Secondo punto: l’organigramma è disegnato e risponde alle esigenze anche in termini di tempestività nel fornire l’auspicato idoneo supporto alle decisioni governative in merito? Quante e quali consultazioni sono state finora effettuate? Occorre accertare se i report in materia e i documenti degli specialisti risultano esaustivi e, ancor prima, “commestibili” per il livello politico che – ovviamente – non dispone (né deve disporre) di competenze tecniche ma deve stabilire il da farsi in piena autonomia e senza risentire di influenze straniere di qualsivoglia orientamento. Altro check deve riguardare le dinamiche di consultazione, la circolarità delle informazioni, la frequenza delle riunioni e degli aggiornamenti.

Messa a punto la macchina che deve elaborare la questione, scatta la valutazione delle possibili insidie che possono manifestarsi nel momento in cui gli operatori telefonici e i fornitori di servizi telematici adottano soluzioni tecnologiche straniere. Lo spettro dello spionaggio è dietro l’angolo, poco più in là quello delle possibili interferenze e sullo sfondo la ferale preoccupazione di una paralisi del traffico voce e dati: è d’obbligo chiedersi quali pericoli si profilino all’orizzonte, quale ne sia l’entità, quali opportunità di contenimento possano essere dispiegate. Il confronto con “carrier” e “provider” permette di scendere nel fondamentale dettaglio operativo, nella consapevolezza che molti apparati potenzialmente “pericolosi” possono già essere in esercizio anche in contesti cruciali.

Il punto di situazione è presto fatto.
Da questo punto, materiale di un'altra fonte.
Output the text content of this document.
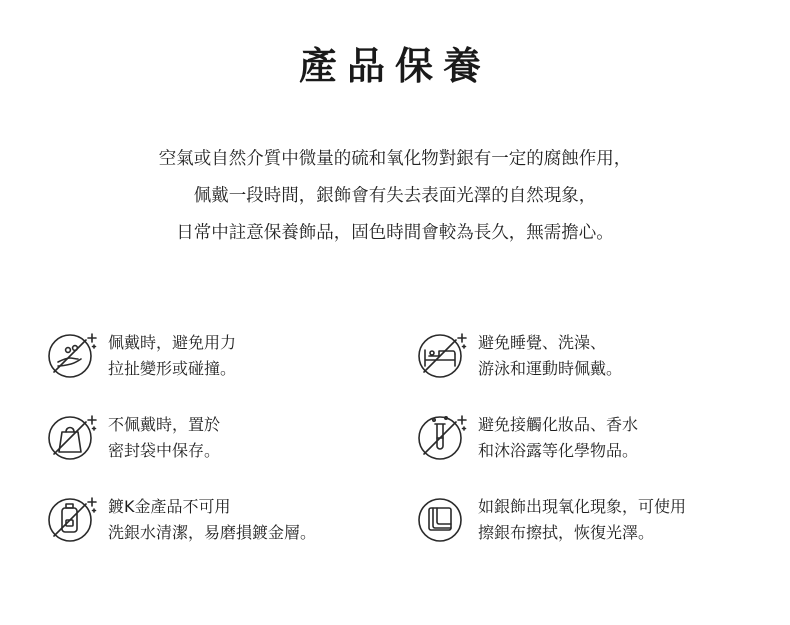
產品保養
空氣或自然介質中微量的硫和氧化物對銀有一定的腐蝕作用，
佩戴一段時間，銀飾會有失去表面光澤的自然現象，
日常中註意保養飾品，固色時間會較為長久，無需擔心。
佩戴時，避免用力
拉扯變形或碰撞。
避免睡覺、洗澡、
游泳和運動時佩戴。
不佩戴時，置於
密封袋中保存。
避免接觸化妝品、香水
和沐浴露等化學物品。
鍍K金產品不可用
洗銀水清潔，易磨損鍍金層。
如銀飾出現氧化現象，可使用
擦銀布擦拭，恢復光澤。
Se non si è controllato il flusso delle vendite di certe apparecchiature (vista la loro “delicatezza” ci sarebbe da immaginare una non poi così fantasiosa equiparazione alle “armi” che notoriamente sono soggette a specifici regimi), è venuto forse il momento di procedere ad una sorta di inventario per sapere quante e cosa sono, nonché dove e cosa fanno.

Tale ricognizione permette di avviare una serie di considerazioni sul rapporto di “dipendenza” da quelle dotazioni e sulle possibilità/modalità di sostituzione con altre tecnologie eventualmente maggiormente garantite.

Ben coscienti che i produttori di apparati ad altissime prestazioni con prezzi contenuti non piacciono alla concorrenza e non per questo debbano essere aprioristicamente messi al bando, deve essere eseguito uno studio serio e ponderato per capire se tali aziende sono effettivamente legate a governi stranieri o alla loro intelligence o macchina della Difesa (che ovviamente possono avere interessi e influenze non coincidenti con quelli del Paese di installazione).

Varrà la pena di domandarsi, magari senza urgenza, quali motivazioni abbiano spinto le società TLC ad acquistare da questo o quell’interlocutore nella consapevolezza dei possibili rischi cui potevano esporre un’utenza fatta non solo di consumatori qualunque.

Il percorso si allunga e la meta sembra allontanarsi man mano che si prendono appunti sul da farsi.

A fronte delle tante domande ed ipotesi snocciolate nelle righe precedenti è lecito aspettarsi qualche risposta. Se non al pubblico indiscriminato, almeno a chi deve decidere e farlo presto.